A pre-form is "destructively removed" where it is not available for
re-use in the process. For example, a ceramic solid article may be
produced by coating a textile pre-form with a slurry of cermet. The
textile pre-form may be destructively removed by subject the coated
textile pre-form to a temperature high enough to cause the
decomposition of the textile pre-form (e.g., by sintering). In
another example, a solid article may be produced by coating a
polymer foam pre-form with a coating composition. After the coated
foam pre-form is dried or sets, it is subjected to an organic
solvent which dissolves the polymer foam and thus destructively
removing the pre-form from the dried coating composition. The dried
coating composition resulted may be further processed to produce
the article of manufacture.
[0028] In one embodiment, the pre-form of the present invention is
a textile pre-form. The term "textile," as used herein and in the
appended claims, includes any woven, knitted, knotted, tufted,
tied, or unwoven fiber or fabric materials, such as, without
limitation, a natural fiber, a semi-synthetic fiber, a synthetic
fiber, a plurality of interweaving and/or interconnected fibers
(e.g., a strand, a strip, a cloth, and a block), a single unwoven
fiber, and a branched thread or yarn. In one embodiment, the
textile pre-form or a plurality of textile pre-forms may be
arranged in accordance with a pre-determined pattern, either before
or after the coating process. For instance, an article with a
structure having a plurality of parallel placed, evenly spaced void
passages, such as the anode of FIG. 8, may be produced in
accordance with the present invention, where a plurality of textile
pre-forms are placed in a evenly spaced, parallel fashion before
the coating process and the pattern is maintained through the
coating process. Depending on the purpose of a particular
application, the textile pre-form may be arranged into a regular
pattern (e.g., a straight line, a coil, a plane, a block, or an
array) or an irregular pattern.
[0029] The coating composition may contain any materials suitable
for making the article of purpose, including, without limitation, a
metal, a polymer, an inorganic compound, a cermet, a fine particle
of a high surface area material, a catalyst, a dispersant, and a
solvent. The coating composition may be coated onto a pre-form
using any suitable techniques known in the art, such as, without
limitation, impregnation, printing, spray-coating, deposition,
molding, or brushing. In one embodiment, the coating composition
may contain a catalyst, e.g., a reforming catalyst, which is
functionally incorporated into the surface of a void passage.
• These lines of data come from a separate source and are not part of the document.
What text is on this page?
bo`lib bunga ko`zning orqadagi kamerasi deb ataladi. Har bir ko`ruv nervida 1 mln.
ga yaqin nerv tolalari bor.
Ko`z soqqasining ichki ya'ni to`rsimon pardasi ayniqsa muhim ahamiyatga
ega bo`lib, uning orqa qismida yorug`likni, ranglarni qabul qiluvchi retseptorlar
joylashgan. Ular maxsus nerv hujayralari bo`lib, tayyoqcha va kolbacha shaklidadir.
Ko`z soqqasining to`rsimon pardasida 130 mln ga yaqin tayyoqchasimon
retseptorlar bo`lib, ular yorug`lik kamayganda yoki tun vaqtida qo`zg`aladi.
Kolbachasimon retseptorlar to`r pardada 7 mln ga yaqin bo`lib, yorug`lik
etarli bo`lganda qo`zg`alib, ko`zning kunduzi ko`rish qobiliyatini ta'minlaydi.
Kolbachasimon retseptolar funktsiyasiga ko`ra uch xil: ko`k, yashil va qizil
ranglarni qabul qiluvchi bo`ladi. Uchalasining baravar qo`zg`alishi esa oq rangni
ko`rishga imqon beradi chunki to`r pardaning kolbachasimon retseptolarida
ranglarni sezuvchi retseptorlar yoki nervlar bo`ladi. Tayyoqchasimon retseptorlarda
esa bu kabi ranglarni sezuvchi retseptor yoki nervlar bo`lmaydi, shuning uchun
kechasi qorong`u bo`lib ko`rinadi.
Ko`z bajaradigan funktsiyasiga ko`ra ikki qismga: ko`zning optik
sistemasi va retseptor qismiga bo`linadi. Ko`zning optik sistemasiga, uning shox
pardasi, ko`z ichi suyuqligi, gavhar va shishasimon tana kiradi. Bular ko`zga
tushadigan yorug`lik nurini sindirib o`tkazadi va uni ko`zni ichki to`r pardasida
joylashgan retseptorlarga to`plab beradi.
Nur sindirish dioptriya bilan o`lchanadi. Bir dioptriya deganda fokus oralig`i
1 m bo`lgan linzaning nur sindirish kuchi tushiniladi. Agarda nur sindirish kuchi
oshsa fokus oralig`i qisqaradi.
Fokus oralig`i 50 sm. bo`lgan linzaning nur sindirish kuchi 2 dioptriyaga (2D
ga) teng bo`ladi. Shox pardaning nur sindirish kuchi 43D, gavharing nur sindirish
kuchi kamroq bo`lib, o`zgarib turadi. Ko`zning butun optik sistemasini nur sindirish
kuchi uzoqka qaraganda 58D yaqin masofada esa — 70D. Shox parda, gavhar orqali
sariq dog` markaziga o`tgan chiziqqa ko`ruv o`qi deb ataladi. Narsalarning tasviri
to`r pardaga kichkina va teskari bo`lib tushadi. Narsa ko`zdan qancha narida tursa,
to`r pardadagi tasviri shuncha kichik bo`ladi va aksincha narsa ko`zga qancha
[0030] For certain applications, it may be desirable to produce an
article with a layered structure, such as a fuel cell electrode
with one layer having high content of a catalyst and another layer
having high content of ceramic supporting material. Such solid
article may be produced by coating a pre-form with a plurality of
identical or different coating compositions and then destructively
remove the pre-form. It may also be obtained by (a) coating a
pre-form with a first coating composition; (b) destructively remove
the pre-form; and (c) coating the resulting solid object with a
second coating composition (or a plurality of difference coating
composition as commanded by the particular application) and
processing the coated solid object to produce the solid article.
For example, a solid structure may be produced by sintering a
cermet coated textile pre-form. The solid structure may
subsequently be subjected to a wash-coat process where it is coated
with a high surface area coating material, such as gamma-alumina
and a mixture of gamma-alumina and alpha-alumina. Method for
wash-coating a solid structure is disclosed in U.S. patent
application: Method for Producing High Performance Catalyst (Atty.
Docket No. 6612-37), which is hereby incorporated herein by
reference in its entirety. The coated solid object may be calcined
to produce an article having a high surface area. A significantly
increased amount of catalyst or other active species may be
deposited onto this article. In another example, a pre-form (e.g.,
a textile pre-form) may be coated first with a catalyst coating
composition and the catalyst-containing pre-form may then be coated
with a cermet coating composition.
[0031] The present invention further provides a method for making a
fuel cell electrode (e.g., an anode or a cathode), and a fuel cell
containing the fuel cell electrode produced therewith, including:
(a) coating a pre-form with an electrode composition; and (b)
destructively removing the pre-form thereby producing an electrode
with at least one void passage in the electrode.
[0032] In one embodiment, the pre-form may be a textile pre-form.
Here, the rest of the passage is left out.